The pursuit of seeking out and impeccably preserving the impossibly obscure isn’t easy, though. “Because of their often spotty release histories and poor ‘mainstream’ reputations, you’re not going to see ‘respectable’ organizations allocating funds to preserve these titles,” says Rubin.

In some cases, you almost get the sense that Vinegar Syndrome’s tenacity in securing “lost” material is much to the original filmmakers’ chagrin. Case in point: the company recently released Abel Ferrara’s (credited as Jimmy Boy L) XXX debut, 9 Lives of a Wet Pussy, which was made more than a decade before he became New York’s 90s indie auteur with back-to-back classics King of New York and Bad Lieutenant. One wonders how thrilled Mr. Ferrara is with the public reminder that prior to showing in Un Certain Regard at Cannes, his work was projected onto more dubious screens.
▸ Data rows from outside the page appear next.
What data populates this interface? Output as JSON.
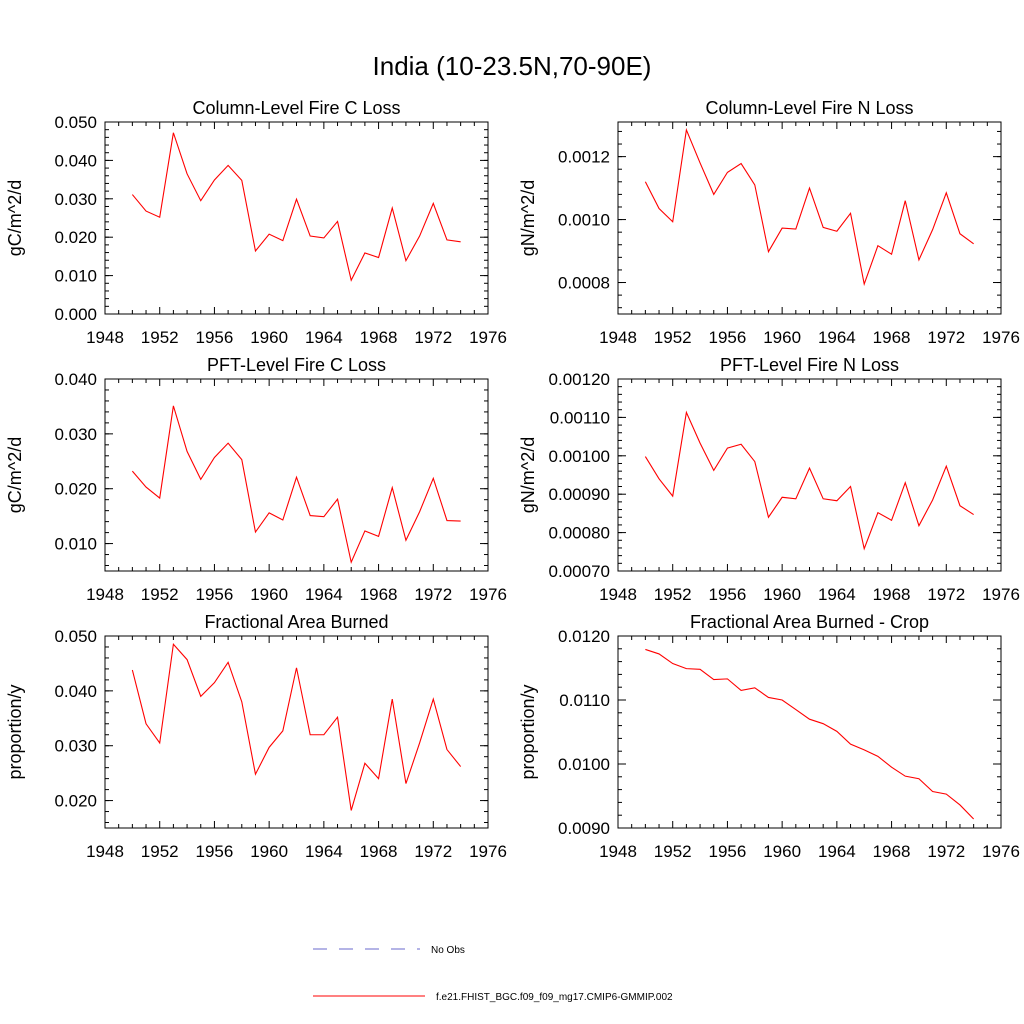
{
  "figure_title": "India (10-23.5N,70-90E)",
  "colors": {
    "model_line": "#ff0000",
    "obs_line": "#6a6acd",
    "axis": "#000000"
  },
  "legend": [
    {
      "label": "No Obs",
      "style": "dashed",
      "color": "#6a6acd"
    },
    {
      "label": "f.e21.FHIST_BGC.f09_f09_mg17.CMIP6-GMMIP.002",
      "style": "solid",
      "color": "#ff0000"
    }
  ],
  "chart_data": [
    {
      "type": "line",
      "title": "Column-Level Fire C Loss",
      "xlabel": "",
      "ylabel": "gC/m^2/d",
      "xlim": [
        1948,
        1976
      ],
      "ylim": [
        0.0,
        0.05
      ],
      "xticks": [
        1948,
        1952,
        1956,
        1960,
        1964,
        1968,
        1972,
        1976
      ],
      "xtick_labels": [
        "1948",
        "1952",
        "1956",
        "1960",
        "1964",
        "1968",
        "1972",
        "1976"
      ],
      "yticks": [
        0.0,
        0.01,
        0.02,
        0.03,
        0.04,
        0.05
      ],
      "ytick_labels": [
        "0.000",
        "0.010",
        "0.020",
        "0.030",
        "0.040",
        "0.050"
      ],
      "yminor_step": 0.002,
      "x": [
        1950,
        1951,
        1952,
        1953,
        1954,
        1955,
        1956,
        1957,
        1958,
        1959,
        1960,
        1961,
        1962,
        1963,
        1964,
        1965,
        1966,
        1967,
        1968,
        1969,
        1970,
        1971,
        1972,
        1973,
        1974
      ],
      "series": [
        {
          "name": "f.e21.FHIST_BGC.f09_f09_mg17.CMIP6-GMMIP.002",
          "values": [
            0.0311,
            0.0268,
            0.0252,
            0.0472,
            0.0365,
            0.0295,
            0.0349,
            0.0387,
            0.0348,
            0.0164,
            0.0208,
            0.0191,
            0.0299,
            0.0203,
            0.0198,
            0.0241,
            0.0088,
            0.0159,
            0.0147,
            0.0276,
            0.0139,
            0.0203,
            0.0288,
            0.0193,
            0.0188
          ]
        }
      ]
    },
    {
      "type": "line",
      "title": "Column-Level Fire N Loss",
      "xlabel": "",
      "ylabel": "gN/m^2/d",
      "xlim": [
        1948,
        1976
      ],
      "ylim": [
        0.0007,
        0.00131
      ],
      "xticks": [
        1948,
        1952,
        1956,
        1960,
        1964,
        1968,
        1972,
        1976
      ],
      "xtick_labels": [
        "1948",
        "1952",
        "1956",
        "1960",
        "1964",
        "1968",
        "1972",
        "1976"
      ],
      "yticks": [
        0.0008,
        0.001,
        0.0012
      ],
      "ytick_labels": [
        "0.0008",
        "0.0010",
        "0.0012"
      ],
      "yminor_step": 4e-05,
      "x": [
        1950,
        1951,
        1952,
        1953,
        1954,
        1955,
        1956,
        1957,
        1958,
        1959,
        1960,
        1961,
        1962,
        1963,
        1964,
        1965,
        1966,
        1967,
        1968,
        1969,
        1970,
        1971,
        1972,
        1973,
        1974
      ],
      "series": [
        {
          "name": "f.e21.FHIST_BGC.f09_f09_mg17.CMIP6-GMMIP.002",
          "values": [
            0.00112,
            0.001035,
            0.000993,
            0.001285,
            0.00118,
            0.00108,
            0.00115,
            0.001178,
            0.00111,
            0.000898,
            0.000973,
            0.00097,
            0.0011,
            0.000975,
            0.000963,
            0.00102,
            0.000795,
            0.000917,
            0.00089,
            0.00106,
            0.000872,
            0.000968,
            0.001085,
            0.000955,
            0.000923
          ]
        }
      ]
    },
    {
      "type": "line",
      "title": "PFT-Level Fire C Loss",
      "xlabel": "",
      "ylabel": "gC/m^2/d",
      "xlim": [
        1948,
        1976
      ],
      "ylim": [
        0.005,
        0.04
      ],
      "xticks": [
        1948,
        1952,
        1956,
        1960,
        1964,
        1968,
        1972,
        1976
      ],
      "xtick_labels": [
        "1948",
        "1952",
        "1956",
        "1960",
        "1964",
        "1968",
        "1972",
        "1976"
      ],
      "yticks": [
        0.01,
        0.02,
        0.03,
        0.04
      ],
      "ytick_labels": [
        "0.010",
        "0.020",
        "0.030",
        "0.040"
      ],
      "yminor_step": 0.002,
      "x": [
        1950,
        1951,
        1952,
        1953,
        1954,
        1955,
        1956,
        1957,
        1958,
        1959,
        1960,
        1961,
        1962,
        1963,
        1964,
        1965,
        1966,
        1967,
        1968,
        1969,
        1970,
        1971,
        1972,
        1973,
        1974
      ],
      "series": [
        {
          "name": "f.e21.FHIST_BGC.f09_f09_mg17.CMIP6-GMMIP.002",
          "values": [
            0.0232,
            0.0203,
            0.0183,
            0.0351,
            0.0268,
            0.0217,
            0.0257,
            0.0283,
            0.0253,
            0.0121,
            0.0156,
            0.0143,
            0.0221,
            0.0151,
            0.0149,
            0.0181,
            0.0066,
            0.0123,
            0.0113,
            0.0202,
            0.0106,
            0.0158,
            0.0219,
            0.0142,
            0.0141
          ]
        }
      ]
    },
    {
      "type": "line",
      "title": "PFT-Level Fire N Loss",
      "xlabel": "",
      "ylabel": "gN/m^2/d",
      "xlim": [
        1948,
        1976
      ],
      "ylim": [
        0.0007,
        0.0012
      ],
      "xticks": [
        1948,
        1952,
        1956,
        1960,
        1964,
        1968,
        1972,
        1976
      ],
      "xtick_labels": [
        "1948",
        "1952",
        "1956",
        "1960",
        "1964",
        "1968",
        "1972",
        "1976"
      ],
      "yticks": [
        0.0007,
        0.0008,
        0.0009,
        0.001,
        0.0011,
        0.0012
      ],
      "ytick_labels": [
        "0.00070",
        "0.00080",
        "0.00090",
        "0.00100",
        "0.00110",
        "0.00120"
      ],
      "yminor_step": 2e-05,
      "x": [
        1950,
        1951,
        1952,
        1953,
        1954,
        1955,
        1956,
        1957,
        1958,
        1959,
        1960,
        1961,
        1962,
        1963,
        1964,
        1965,
        1966,
        1967,
        1968,
        1969,
        1970,
        1971,
        1972,
        1973,
        1974
      ],
      "series": [
        {
          "name": "f.e21.FHIST_BGC.f09_f09_mg17.CMIP6-GMMIP.002",
          "values": [
            0.000998,
            0.00094,
            0.000895,
            0.001113,
            0.001033,
            0.000962,
            0.00102,
            0.00103,
            0.000985,
            0.00084,
            0.000892,
            0.000888,
            0.000968,
            0.000888,
            0.000883,
            0.00092,
            0.000758,
            0.000852,
            0.000832,
            0.00093,
            0.000818,
            0.000885,
            0.000973,
            0.00087,
            0.000847
          ]
        }
      ]
    },
    {
      "type": "line",
      "title": "Fractional Area Burned",
      "xlabel": "",
      "ylabel": "proportion/y",
      "xlim": [
        1948,
        1976
      ],
      "ylim": [
        0.015,
        0.05
      ],
      "xticks": [
        1948,
        1952,
        1956,
        1960,
        1964,
        1968,
        1972,
        1976
      ],
      "xtick_labels": [
        "1948",
        "1952",
        "1956",
        "1960",
        "1964",
        "1968",
        "1972",
        "1976"
      ],
      "yticks": [
        0.02,
        0.03,
        0.04,
        0.05
      ],
      "ytick_labels": [
        "0.020",
        "0.030",
        "0.040",
        "0.050"
      ],
      "yminor_step": 0.002,
      "x": [
        1950,
        1951,
        1952,
        1953,
        1954,
        1955,
        1956,
        1957,
        1958,
        1959,
        1960,
        1961,
        1962,
        1963,
        1964,
        1965,
        1966,
        1967,
        1968,
        1969,
        1970,
        1971,
        1972,
        1973,
        1974
      ],
      "series": [
        {
          "name": "f.e21.FHIST_BGC.f09_f09_mg17.CMIP6-GMMIP.002",
          "values": [
            0.0438,
            0.034,
            0.0305,
            0.0485,
            0.0457,
            0.039,
            0.0415,
            0.0452,
            0.038,
            0.0248,
            0.0297,
            0.0327,
            0.0442,
            0.032,
            0.032,
            0.0352,
            0.0182,
            0.0268,
            0.024,
            0.0385,
            0.0231,
            0.0305,
            0.0385,
            0.0293,
            0.0262
          ]
        }
      ]
    },
    {
      "type": "line",
      "title": "Fractional Area Burned - Crop",
      "xlabel": "",
      "ylabel": "proportion/y",
      "xlim": [
        1948,
        1976
      ],
      "ylim": [
        0.009,
        0.012
      ],
      "xticks": [
        1948,
        1952,
        1956,
        1960,
        1964,
        1968,
        1972,
        1976
      ],
      "xtick_labels": [
        "1948",
        "1952",
        "1956",
        "1960",
        "1964",
        "1968",
        "1972",
        "1976"
      ],
      "yticks": [
        0.009,
        0.01,
        0.011,
        0.012
      ],
      "ytick_labels": [
        "0.0090",
        "0.0100",
        "0.0110",
        "0.0120"
      ],
      "yminor_step": 0.0002,
      "x": [
        1950,
        1951,
        1952,
        1953,
        1954,
        1955,
        1956,
        1957,
        1958,
        1959,
        1960,
        1961,
        1962,
        1963,
        1964,
        1965,
        1966,
        1967,
        1968,
        1969,
        1970,
        1971,
        1972,
        1973,
        1974
      ],
      "series": [
        {
          "name": "f.e21.FHIST_BGC.f09_f09_mg17.CMIP6-GMMIP.002",
          "values": [
            0.01179,
            0.01172,
            0.01157,
            0.01149,
            0.01148,
            0.01132,
            0.01133,
            0.01115,
            0.01119,
            0.01104,
            0.011,
            0.01085,
            0.0107,
            0.01063,
            0.01051,
            0.01031,
            0.01022,
            0.01012,
            0.00995,
            0.00981,
            0.00977,
            0.00957,
            0.00953,
            0.00936,
            0.00914
          ]
        }
      ]
    }
  ]
}
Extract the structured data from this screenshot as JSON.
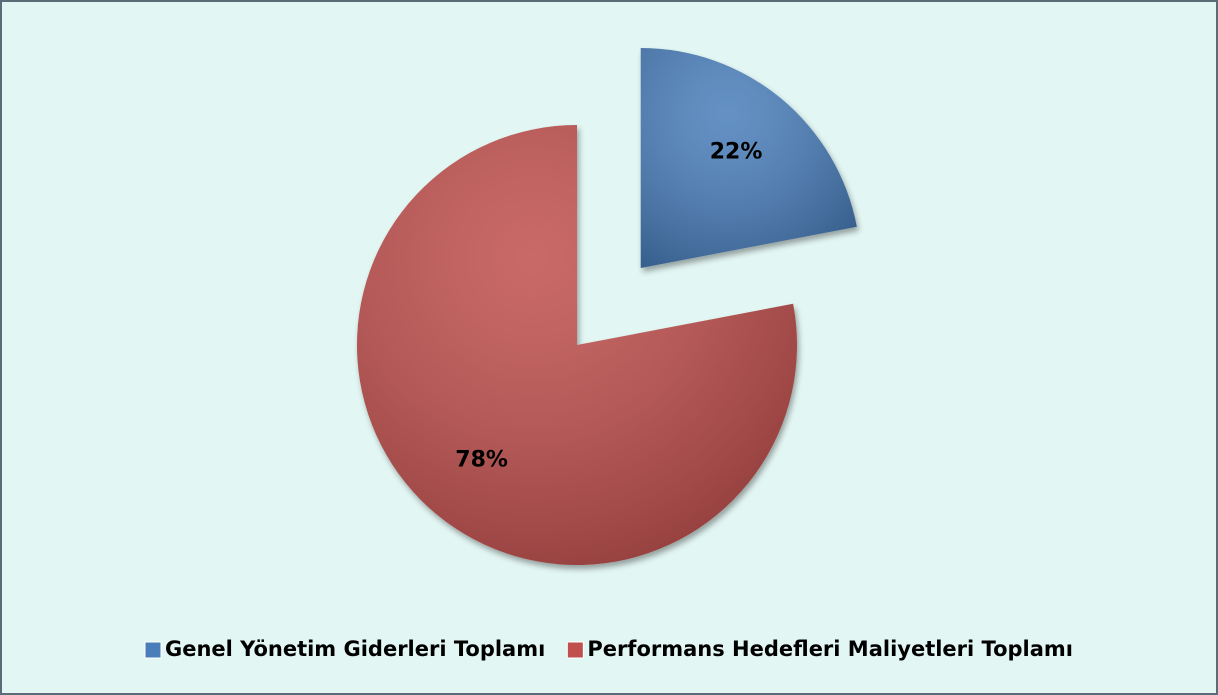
{
  "chart_data": {
    "type": "pie",
    "categories": [
      "Genel Yönetim Giderleri Toplamı",
      "Performans Hedefleri Maliyetleri Toplamı"
    ],
    "values": [
      22,
      78
    ],
    "value_labels": [
      "22%",
      "78%"
    ],
    "colors": [
      "#4a7ebb",
      "#c0504d"
    ],
    "legend": "bottom"
  }
}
“I’ve often found it maddening that ‘serious’ film scholarship will endlessly laud auteurs like, say, [Jean-Luc] Godard, but wholeheartedly dismiss such ‘body of work’-based investigations of filmmakers like John Hayes or Jim Bryan,” says Rubin, referring to the directors of drive-in classics Sweet Trash and The Executioner, Part II, respectively.

The process of tracking down the physical materials needed for these obscure releases is nonlinear and unpredictable. “Every title has its own journey to us,” says Rubin. “I’ve pulled films out of labs and vaults that were marked for imminent destruction, and literally happened upon materials in people’s closets and living rooms.” Though, Rubin admits, often “the biggest hoops we have to jump through in terms of locating film elements is convincing whomever we think might have the material to actually bother to look for it.”

Easy on the Eyes

What sets Vinegar Syndrome apart from other home-video companies that specialize in re-introducing little-known sleaze—Arrow, Severin, and Mondo Macabro, to name a few—is its commitment to authentic period detail in packaging. More often than not, a film’s original promotional materials are tracked down and used for a Blu-ray’s cover, creating a pristinely nostalgic look.

“I personally prefer to pull from original art, but we also work with an excellent array of graphic designers and illustrators who, even when creating new pieces, know how to evoke the era and graphic styles associated with the film they’re designing for.” The aesthetic is so well done, in fact, that a not insignificant number of Vinegar Syndrome’s sales come from customers who are so enamored by a release’s cover that they’re willing to splurge $35 for a disc of something they’ve never watched or even heard of.

While some of the company’s releases aren’t totally unknown—see Robert Downey Sr.’s Putney Swope, Melvin Van Peebles’s Sweet Sweetback’s Baadasssss Song, D’Urville Martin’s Dolemite—browsing through the overwhelming collection is bound to test the knowledge of even the most Comic Book Guy–esque, oversaturated cinephile.

So, if you’re interested in dipping a toe into the proverbial hot-tub time machine, where should one begin? Rubin says the releases of 1979’s bleak Good Luck, Miss Wyckoff and 1971’s experimental The Telephone Book are two real points of personal pride, as are the titles Blue Money (1972), Pigs (1973), and Frozen Scream (1975). He’s also particularly jazzed about the company’s recent reissue of 1973’s Hollywood Horror House, “a psychedelic proto-slasher take on Billy Wilder’s Sunset Boulevard.” Now, if that description doesn’t pique your curiosity, well, you too might be turning to vinegar.